AGI – The current regulations that they oblige the judge to punish the crime of defamation by means of the press with imprisonment or radio and television, aggravated by the attribution of a specific fact, are unconstitutional because they conflict with the freedom of expression of thought, recognized both by the Italian Constitution and by the European Convention on Human Rights. The threat of the mandatory application of prison can in fact have the effect of dissuading journalists from exercising their crucial function of monitoring the work of public authorities. It was decided there Consultation which, however, makes it known that, however, it is not in itself incompatible with the Constitution that the judge applies the penalty of imprisonment to those who, for example, have been responsible for “disinformation campaigns conducted through the press, the Internet or social media, characterized by the dissemination of allegations seriously damaging to the victim’s reputation, and made in the awareness by their authors of the – objective and demonstrable – falsity of the allegations themselves “.
Judgment number 150
“Anyone who engages in similar conduct – whether or not he practices the journalistic profession – certainly does not carry out the function of ‘watchdog’ of democracy, which paradigmatically takes place through the research and publication of ‘inconvenient’ truths; but, on the contrary, it creates a danger for democracy ”, also due to the possible distorting effects of such conduct on free electoral competition. These are some of the most significant passages of the sentence no. 150 filed July 12 (editor Francesco Viganò), the content of which had been anticipated with the press release of last 22 June.
The Court ruled on two issues raised by the Courts of Salerno and Bari, which had already been dealt with in June last year. On that occasion, the judge of laws had decided, with the ordinance n.132 of 2020, to postpone the decision of the two cases for one year, to allow the legislator to approve in the meantime a new discipline on the matter, able to better balance journalists’ right to freedom of news and criticism with the protection of individual reputations. Since, however, the desired reform of the matter was not approved, the Court has now declared constitutionally illegitimate article 13 of the law on the press (n.47 of 1948), which provided for the necessary application of imprisonment from one to six years for the crime of defamation committed by means of the press and consisting in the attribution of a specific fact.
The sentence also declares article 30, paragraph 4, of law no. 223 of 1990 on the public and private radio and television system, which extended the sanctions provided for by article 13 of the law on the press to defamation committed by means of radio or television.
The Court has instead ruled out the conflict with the Constitution of Article 595, third paragraph, of the Criminal Code, which provides, alternatively between them, the penalty of imprisonment from six months to three years or a fine in case of conviction for defamation committed. by means of the press or other means of advertising.
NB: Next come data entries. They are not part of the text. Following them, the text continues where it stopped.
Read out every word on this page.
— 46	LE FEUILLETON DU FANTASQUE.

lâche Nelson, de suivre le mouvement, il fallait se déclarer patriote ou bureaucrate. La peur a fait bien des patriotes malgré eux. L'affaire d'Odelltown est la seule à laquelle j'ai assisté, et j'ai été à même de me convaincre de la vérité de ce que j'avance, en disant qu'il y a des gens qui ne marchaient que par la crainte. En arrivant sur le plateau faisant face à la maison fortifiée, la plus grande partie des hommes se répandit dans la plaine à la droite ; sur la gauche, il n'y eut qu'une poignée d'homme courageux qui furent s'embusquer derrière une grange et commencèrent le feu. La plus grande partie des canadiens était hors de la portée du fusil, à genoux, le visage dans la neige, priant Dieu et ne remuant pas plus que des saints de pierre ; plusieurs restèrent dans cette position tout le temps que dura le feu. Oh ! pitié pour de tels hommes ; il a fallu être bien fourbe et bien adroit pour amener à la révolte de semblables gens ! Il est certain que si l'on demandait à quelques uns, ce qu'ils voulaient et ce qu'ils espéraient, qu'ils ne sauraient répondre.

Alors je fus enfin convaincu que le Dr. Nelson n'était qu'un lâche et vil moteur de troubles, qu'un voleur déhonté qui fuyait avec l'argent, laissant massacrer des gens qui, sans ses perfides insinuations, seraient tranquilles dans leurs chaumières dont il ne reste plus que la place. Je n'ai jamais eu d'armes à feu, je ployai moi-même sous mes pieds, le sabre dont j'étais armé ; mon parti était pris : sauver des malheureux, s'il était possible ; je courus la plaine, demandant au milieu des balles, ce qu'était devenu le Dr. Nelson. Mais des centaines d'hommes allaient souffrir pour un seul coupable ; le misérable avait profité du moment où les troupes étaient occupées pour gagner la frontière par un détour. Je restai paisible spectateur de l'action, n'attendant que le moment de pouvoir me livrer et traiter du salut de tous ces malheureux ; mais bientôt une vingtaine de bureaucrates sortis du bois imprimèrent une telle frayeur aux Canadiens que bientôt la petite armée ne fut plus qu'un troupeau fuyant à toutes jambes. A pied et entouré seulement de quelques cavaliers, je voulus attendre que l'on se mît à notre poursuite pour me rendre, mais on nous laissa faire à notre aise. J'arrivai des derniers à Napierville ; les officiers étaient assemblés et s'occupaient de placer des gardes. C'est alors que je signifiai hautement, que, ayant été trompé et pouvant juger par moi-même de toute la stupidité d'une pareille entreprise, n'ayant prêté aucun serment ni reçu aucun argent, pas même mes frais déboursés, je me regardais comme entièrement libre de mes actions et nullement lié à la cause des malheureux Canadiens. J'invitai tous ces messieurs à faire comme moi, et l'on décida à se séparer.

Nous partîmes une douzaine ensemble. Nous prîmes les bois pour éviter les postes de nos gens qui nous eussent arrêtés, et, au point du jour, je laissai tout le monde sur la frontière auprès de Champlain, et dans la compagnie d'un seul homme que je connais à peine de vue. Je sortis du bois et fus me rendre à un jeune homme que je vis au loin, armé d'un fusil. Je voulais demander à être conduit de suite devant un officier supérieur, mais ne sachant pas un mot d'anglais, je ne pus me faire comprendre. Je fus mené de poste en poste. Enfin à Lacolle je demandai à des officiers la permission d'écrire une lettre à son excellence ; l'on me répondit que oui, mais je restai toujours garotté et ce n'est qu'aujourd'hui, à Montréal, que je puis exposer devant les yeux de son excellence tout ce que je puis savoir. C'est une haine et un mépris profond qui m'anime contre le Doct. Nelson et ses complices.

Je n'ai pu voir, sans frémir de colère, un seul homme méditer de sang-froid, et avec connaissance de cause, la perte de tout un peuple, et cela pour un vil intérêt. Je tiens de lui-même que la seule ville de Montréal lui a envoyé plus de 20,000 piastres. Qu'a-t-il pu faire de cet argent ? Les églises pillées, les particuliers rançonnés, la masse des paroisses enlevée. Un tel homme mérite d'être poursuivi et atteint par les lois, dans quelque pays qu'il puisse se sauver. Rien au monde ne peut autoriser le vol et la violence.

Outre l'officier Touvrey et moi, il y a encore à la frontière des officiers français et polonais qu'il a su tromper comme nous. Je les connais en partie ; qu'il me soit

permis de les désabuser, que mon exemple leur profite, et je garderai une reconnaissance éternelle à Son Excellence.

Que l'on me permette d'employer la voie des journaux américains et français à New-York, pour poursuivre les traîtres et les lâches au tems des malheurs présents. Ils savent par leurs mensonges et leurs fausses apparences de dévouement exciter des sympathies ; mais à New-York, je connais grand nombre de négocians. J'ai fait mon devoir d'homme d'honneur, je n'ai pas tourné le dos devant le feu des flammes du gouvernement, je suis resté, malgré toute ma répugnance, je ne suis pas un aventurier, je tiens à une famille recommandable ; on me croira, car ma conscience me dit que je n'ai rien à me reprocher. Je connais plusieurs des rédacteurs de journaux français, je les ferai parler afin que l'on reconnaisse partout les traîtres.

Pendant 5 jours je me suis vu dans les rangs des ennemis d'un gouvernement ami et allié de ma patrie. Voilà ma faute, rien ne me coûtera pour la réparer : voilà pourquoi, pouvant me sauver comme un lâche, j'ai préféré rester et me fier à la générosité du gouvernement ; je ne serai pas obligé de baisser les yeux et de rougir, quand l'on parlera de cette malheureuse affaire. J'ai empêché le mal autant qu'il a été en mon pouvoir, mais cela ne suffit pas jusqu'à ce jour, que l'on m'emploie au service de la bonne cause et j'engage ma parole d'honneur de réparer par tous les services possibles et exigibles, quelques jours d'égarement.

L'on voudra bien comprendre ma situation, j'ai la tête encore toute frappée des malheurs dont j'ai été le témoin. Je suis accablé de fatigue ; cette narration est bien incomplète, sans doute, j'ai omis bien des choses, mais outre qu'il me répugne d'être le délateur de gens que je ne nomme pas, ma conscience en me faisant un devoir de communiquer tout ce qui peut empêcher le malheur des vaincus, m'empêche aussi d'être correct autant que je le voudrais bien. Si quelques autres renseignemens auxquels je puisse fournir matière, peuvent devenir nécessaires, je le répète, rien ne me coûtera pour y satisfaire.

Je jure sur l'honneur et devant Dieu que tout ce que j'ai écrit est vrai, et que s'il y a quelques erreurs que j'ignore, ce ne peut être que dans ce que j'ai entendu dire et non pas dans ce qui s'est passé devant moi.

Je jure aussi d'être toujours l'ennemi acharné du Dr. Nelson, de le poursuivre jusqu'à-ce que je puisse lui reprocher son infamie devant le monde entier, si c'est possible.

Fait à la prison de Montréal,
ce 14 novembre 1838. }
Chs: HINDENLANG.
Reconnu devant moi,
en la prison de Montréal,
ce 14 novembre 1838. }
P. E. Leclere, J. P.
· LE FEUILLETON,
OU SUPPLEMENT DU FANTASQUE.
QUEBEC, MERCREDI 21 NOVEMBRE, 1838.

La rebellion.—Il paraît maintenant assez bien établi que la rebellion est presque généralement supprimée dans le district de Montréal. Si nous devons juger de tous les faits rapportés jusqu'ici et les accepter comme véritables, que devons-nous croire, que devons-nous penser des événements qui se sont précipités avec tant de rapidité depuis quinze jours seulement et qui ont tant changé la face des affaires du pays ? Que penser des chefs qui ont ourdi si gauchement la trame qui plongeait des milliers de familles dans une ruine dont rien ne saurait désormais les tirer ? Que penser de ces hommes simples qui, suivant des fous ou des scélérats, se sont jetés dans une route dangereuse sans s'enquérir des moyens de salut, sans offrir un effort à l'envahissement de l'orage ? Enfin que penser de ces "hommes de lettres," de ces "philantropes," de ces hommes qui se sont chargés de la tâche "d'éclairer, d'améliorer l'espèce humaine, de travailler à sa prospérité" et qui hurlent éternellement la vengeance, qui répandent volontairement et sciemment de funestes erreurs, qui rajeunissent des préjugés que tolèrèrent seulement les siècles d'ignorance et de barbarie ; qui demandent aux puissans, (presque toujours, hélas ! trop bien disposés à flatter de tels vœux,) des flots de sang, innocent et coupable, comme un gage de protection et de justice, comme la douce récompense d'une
The motivation first of all reiterates what has already been emphasized in the ordinance n.132 of 2020: if it is true that the right of news and criticism exercised by journalists “constitutes the cornerstone of every democratic order, it is no less true that the individual reputation belongs to equal an inviolable right, closely linked to the dignity of the person “.
Cases of exceptional gravity
Therefore, “illegitimate attacks on this right”, carried out through the press, radio, television, online newspapers and internet sites in general, social media and so on, “can greatly affect private, family, social life, professional, victim policy “. According to the Consulta and the European Court of Human Rights itself, a rule that allows the judge to apply the penalty of imprisonment in the event that the defamation is characterized by its exceptional gravity is not in itself incompatible with the freedom of expression of thought, from an objective and subjective point of view. Therefore article 595, third paragraph, of the Criminal Code was considered compatible with the Constitution, provided that it is interpreted in the sense that imprisonment can be applied by the judge only in those cases. In all other cases, however, only the penalty of the fine will remain applicable, appropriately graduated according to the concrete gravity of the fact, as well as the civil and disciplinary remedies and sanctions.
“If limited to cases such as those just hypothesized – observed the Court – the abstract provision and the concrete application of prison sanctions cannot, reasonably, produce effects of undue intimidation towards the exercise of the journalistic profession and its essential function for the democratic society. Apart from those exceptional cases, which are very far from the ethos of the journalistic profession, the prospect of prison will be excluded for the journalist, as well as for anyone else who has expressed their opinion through the press or other means of advertising ”.
The Court also underlined that the legislator remains free, from the point of view of constitutional law, to ensure effective protection of the fundamental right to individual reputation, even by completely renouncing the prison sentence. In any case, he reiterated the need, already highlighted with ordinance no. 132 of 2020, of an overall reform of the regulations in force, in order to “identify comprehensive sanctioning strategies capable, on the one hand, of avoiding any undue intimidation of journalistic activities, and, on the other, of ensuring adequate protection of individual reputation against illegitimate attacks carried out in the exercise of this activity “.